At the same time, Anghel noted the fact that if one considers the contracts signed by the Transportation Ministry then one can hope we will register a growth in crediting next year at least on this segment. BCR’s chief economist also pointed out that the bank is financing approximately 40 per cent of the works on Corridor IV and believes that Romania finds itself unable to find financing for major infrastructure projects.

In his turn, CEC Bank President Radu Gratian announced at the same forum that 15 per cent of the credits offered by the bank are bad, pointing out however that instead of foreclosure he would prefer negotiating credit restructuring, ‘Adevarul’ daily informs. Radu Gratian added that he has prepared a new crediting product that consists of a RON-denominated housing loan at an interest rate of just 5.97 per cent per year and DAE of 8.74 per cent.

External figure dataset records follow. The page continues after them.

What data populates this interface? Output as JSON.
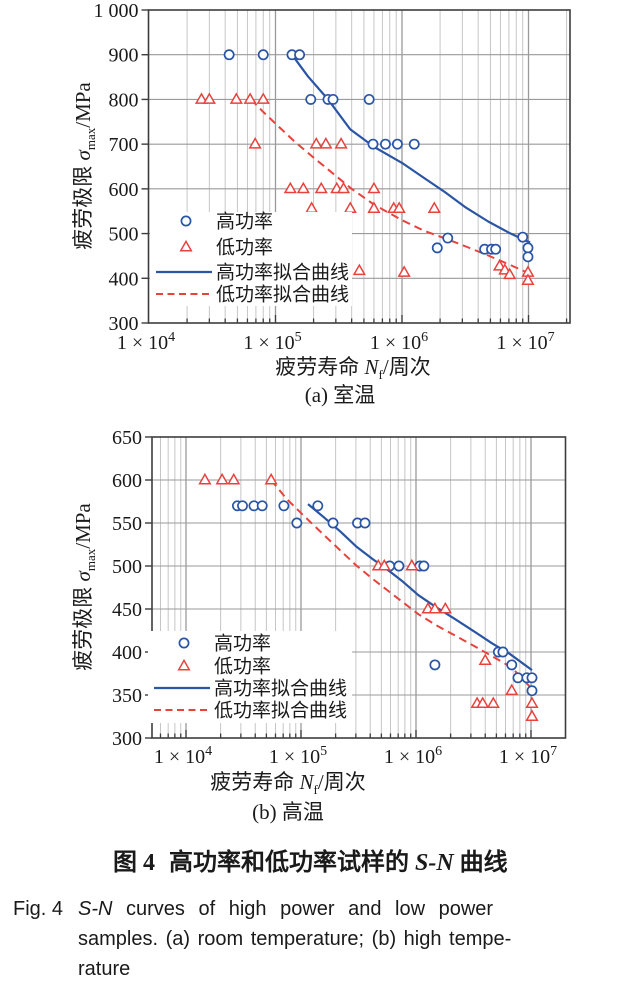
{
  "figure": {
    "background": "#ffffff",
    "colors": {
      "high_power": "#2a55a4",
      "low_power": "#e8423d",
      "grid_minor": "#c6c6c6",
      "grid_major": "#9a9a9a",
      "frame": "#3d3d3d",
      "text": "#1a1a1a"
    },
    "caption_cn": {
      "fig_label": "图 4",
      "text_before_italic": "高功率和低功率试样的 ",
      "italic": "S-N",
      "text_after_italic": " 曲线"
    },
    "caption_en": {
      "fig_label": "Fig. 4",
      "line1_italic": "S-N",
      "line1_rest": "curves of high power and low power",
      "line2": "samples. (a) room temperature; (b) high tempe-",
      "line3": "rature"
    }
  },
  "chart_data": [
    {
      "id": "a",
      "type": "scatter",
      "title": "(a) 室温",
      "x_scale": "log",
      "x_range": [
        10000,
        22000000
      ],
      "y_range": [
        300,
        1000
      ],
      "legend_position": "lower-left",
      "x_label_parts": {
        "prefix": "疲劳寿命 ",
        "variable": "N",
        "subscript": "f",
        "suffix": "/周次"
      },
      "y_label_parts": {
        "prefix": "疲劳极限 ",
        "variable": "σ",
        "subscript": "max",
        "suffix": "/MPa"
      },
      "x_ticks": [
        {
          "v": 10000,
          "base": "1 × 10",
          "exp": "4"
        },
        {
          "v": 100000,
          "base": "1 × 10",
          "exp": "5"
        },
        {
          "v": 1000000,
          "base": "1 × 10",
          "exp": "6"
        },
        {
          "v": 10000000,
          "base": "1 × 10",
          "exp": "7"
        }
      ],
      "y_ticks": [
        {
          "v": 1000,
          "label": "1 000"
        },
        {
          "v": 900,
          "label": "900"
        },
        {
          "v": 800,
          "label": "800"
        },
        {
          "v": 700,
          "label": "700"
        },
        {
          "v": 600,
          "label": "600"
        },
        {
          "v": 500,
          "label": "500"
        },
        {
          "v": 400,
          "label": "400"
        },
        {
          "v": 300,
          "label": "300"
        }
      ],
      "series": [
        {
          "name": "高功率",
          "type": "scatter",
          "marker": "circle",
          "color": "#2a55a4",
          "points": [
            [
              43000,
              900
            ],
            [
              80000,
              900
            ],
            [
              135000,
              900
            ],
            [
              155000,
              900
            ],
            [
              190000,
              800
            ],
            [
              260000,
              800
            ],
            [
              285000,
              800
            ],
            [
              550000,
              800
            ],
            [
              590000,
              700
            ],
            [
              740000,
              700
            ],
            [
              920000,
              700
            ],
            [
              1250000,
              700
            ],
            [
              1900000,
              468
            ],
            [
              2300000,
              490
            ],
            [
              4500000,
              465
            ],
            [
              5100000,
              465
            ],
            [
              5500000,
              465
            ],
            [
              9000000,
              492
            ],
            [
              9900000,
              468
            ],
            [
              9900000,
              448
            ]
          ]
        },
        {
          "name": "低功率",
          "type": "scatter",
          "marker": "triangle",
          "color": "#e8423d",
          "points": [
            [
              26000,
              800
            ],
            [
              30000,
              800
            ],
            [
              49000,
              800
            ],
            [
              63000,
              800
            ],
            [
              80000,
              800
            ],
            [
              69000,
              700
            ],
            [
              210000,
              700
            ],
            [
              250000,
              700
            ],
            [
              330000,
              700
            ],
            [
              131000,
              600
            ],
            [
              166000,
              600
            ],
            [
              230000,
              600
            ],
            [
              305000,
              600
            ],
            [
              345000,
              600
            ],
            [
              600000,
              600
            ],
            [
              193000,
              556
            ],
            [
              390000,
              556
            ],
            [
              600000,
              556
            ],
            [
              860000,
              556
            ],
            [
              950000,
              556
            ],
            [
              1800000,
              556
            ],
            [
              460000,
              417
            ],
            [
              1040000,
              413
            ],
            [
              5900000,
              427
            ],
            [
              6500000,
              418
            ],
            [
              7100000,
              408
            ],
            [
              9900000,
              413
            ],
            [
              9900000,
              395
            ]
          ]
        },
        {
          "name": "高功率拟合曲线",
          "type": "line",
          "style": "solid",
          "color": "#2a55a4",
          "points": [
            [
              135000,
              900
            ],
            [
              180000,
              852
            ],
            [
              260000,
              800
            ],
            [
              390000,
              733
            ],
            [
              600000,
              694
            ],
            [
              1000000,
              658
            ],
            [
              1500000,
              624
            ],
            [
              2200000,
              592
            ],
            [
              3200000,
              558
            ],
            [
              4800000,
              527
            ],
            [
              7000000,
              502
            ],
            [
              10300000,
              480
            ]
          ]
        },
        {
          "name": "低功率拟合曲线",
          "type": "line",
          "style": "dashed",
          "color": "#e8423d",
          "points": [
            [
              64000,
              800
            ],
            [
              80000,
              772
            ],
            [
              100000,
              746
            ],
            [
              140000,
              707
            ],
            [
              200000,
              670
            ],
            [
              300000,
              629
            ],
            [
              400000,
              600
            ],
            [
              600000,
              565
            ],
            [
              1000000,
              530
            ],
            [
              1500000,
              506
            ],
            [
              2200000,
              489
            ],
            [
              3200000,
              471
            ],
            [
              4800000,
              451
            ],
            [
              7000000,
              431
            ],
            [
              10300000,
              410
            ]
          ]
        }
      ]
    },
    {
      "id": "b",
      "type": "scatter",
      "title": "(b) 高温",
      "x_scale": "log",
      "x_range": [
        5000,
        20000000
      ],
      "y_range": [
        300,
        650
      ],
      "legend_position": "lower-left",
      "x_label_parts": {
        "prefix": "疲劳寿命 ",
        "variable": "N",
        "subscript": "f",
        "suffix": "/周次"
      },
      "y_label_parts": {
        "prefix": "疲劳极限 ",
        "variable": "σ",
        "subscript": "max",
        "suffix": "/MPa"
      },
      "x_ticks": [
        {
          "v": 10000,
          "base": "1 × 10",
          "exp": "4"
        },
        {
          "v": 100000,
          "base": "1 × 10",
          "exp": "5"
        },
        {
          "v": 1000000,
          "base": "1 × 10",
          "exp": "6"
        },
        {
          "v": 10000000,
          "base": "1 × 10",
          "exp": "7"
        }
      ],
      "y_ticks": [
        {
          "v": 650,
          "label": "650"
        },
        {
          "v": 600,
          "label": "600"
        },
        {
          "v": 550,
          "label": "550"
        },
        {
          "v": 500,
          "label": "500"
        },
        {
          "v": 450,
          "label": "450"
        },
        {
          "v": 400,
          "label": "400"
        },
        {
          "v": 350,
          "label": "350"
        },
        {
          "v": 300,
          "label": "300"
        }
      ],
      "series": [
        {
          "name": "高功率",
          "type": "scatter",
          "marker": "circle",
          "color": "#2a55a4",
          "points": [
            [
              28000,
              570
            ],
            [
              31000,
              570
            ],
            [
              39000,
              570
            ],
            [
              46000,
              570
            ],
            [
              71000,
              570
            ],
            [
              140000,
              570
            ],
            [
              92000,
              550
            ],
            [
              190000,
              550
            ],
            [
              310000,
              550
            ],
            [
              360000,
              550
            ],
            [
              590000,
              500
            ],
            [
              710000,
              500
            ],
            [
              1080000,
              500
            ],
            [
              1170000,
              500
            ],
            [
              5200000,
              400
            ],
            [
              5700000,
              400
            ],
            [
              1460000,
              385
            ],
            [
              6800000,
              385
            ],
            [
              7700000,
              370
            ],
            [
              9200000,
              370
            ],
            [
              10200000,
              370
            ],
            [
              10200000,
              355
            ]
          ]
        },
        {
          "name": "低功率",
          "type": "scatter",
          "marker": "triangle",
          "color": "#e8423d",
          "points": [
            [
              14600,
              600
            ],
            [
              20600,
              600
            ],
            [
              26000,
              600
            ],
            [
              55000,
              600
            ],
            [
              470000,
              500
            ],
            [
              530000,
              500
            ],
            [
              920000,
              500
            ],
            [
              1270000,
              450
            ],
            [
              1460000,
              450
            ],
            [
              1800000,
              450
            ],
            [
              4000000,
              390
            ],
            [
              6800000,
              355
            ],
            [
              3400000,
              340
            ],
            [
              3800000,
              340
            ],
            [
              4700000,
              340
            ],
            [
              10200000,
              340
            ],
            [
              10200000,
              325
            ]
          ]
        },
        {
          "name": "高功率拟合曲线",
          "type": "line",
          "style": "solid",
          "color": "#2a55a4",
          "points": [
            [
              115000,
              572
            ],
            [
              160000,
              556
            ],
            [
              220000,
              540
            ],
            [
              300000,
              523
            ],
            [
              420000,
              508
            ],
            [
              550000,
              497
            ],
            [
              750000,
              483
            ],
            [
              1050000,
              466
            ],
            [
              1500000,
              452
            ],
            [
              2200000,
              438
            ],
            [
              3200000,
              424
            ],
            [
              4600000,
              410
            ],
            [
              6500000,
              398
            ],
            [
              10200000,
              379
            ]
          ]
        },
        {
          "name": "低功率拟合曲线",
          "type": "line",
          "style": "dashed",
          "color": "#e8423d",
          "points": [
            [
              55000,
              600
            ],
            [
              75000,
              578
            ],
            [
              105000,
              559
            ],
            [
              150000,
              539
            ],
            [
              220000,
              518
            ],
            [
              300000,
              501
            ],
            [
              420000,
              485
            ],
            [
              600000,
              469
            ],
            [
              1050000,
              444
            ],
            [
              1500000,
              431
            ],
            [
              2200000,
              419
            ],
            [
              3200000,
              407
            ],
            [
              4600000,
              395
            ],
            [
              6800000,
              382
            ],
            [
              10200000,
              357
            ]
          ]
        }
      ]
    }
  ]
}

KPMG: some foreign banks may leave Romania in 2012

Several foreign banks may leave Romania next year because their parent banks do not back their activities on the local financial-banking market, Cezar Furtuna, KPMG Romania and Moldova partner, stated yesterday at the Romanian Banking Forum, ‘Capital’ daily informs. “The distribution of dividends from Romania to parent banks is less likely to take place next year. (…) The big banks have no intention of leaving, but there are 40 banks in Romania and not all enjoy the backing of their parent banks,” the KPMG representative stated. Likewise, he pointed out that 2012 will see the restructuring of the banks’ distribution networks.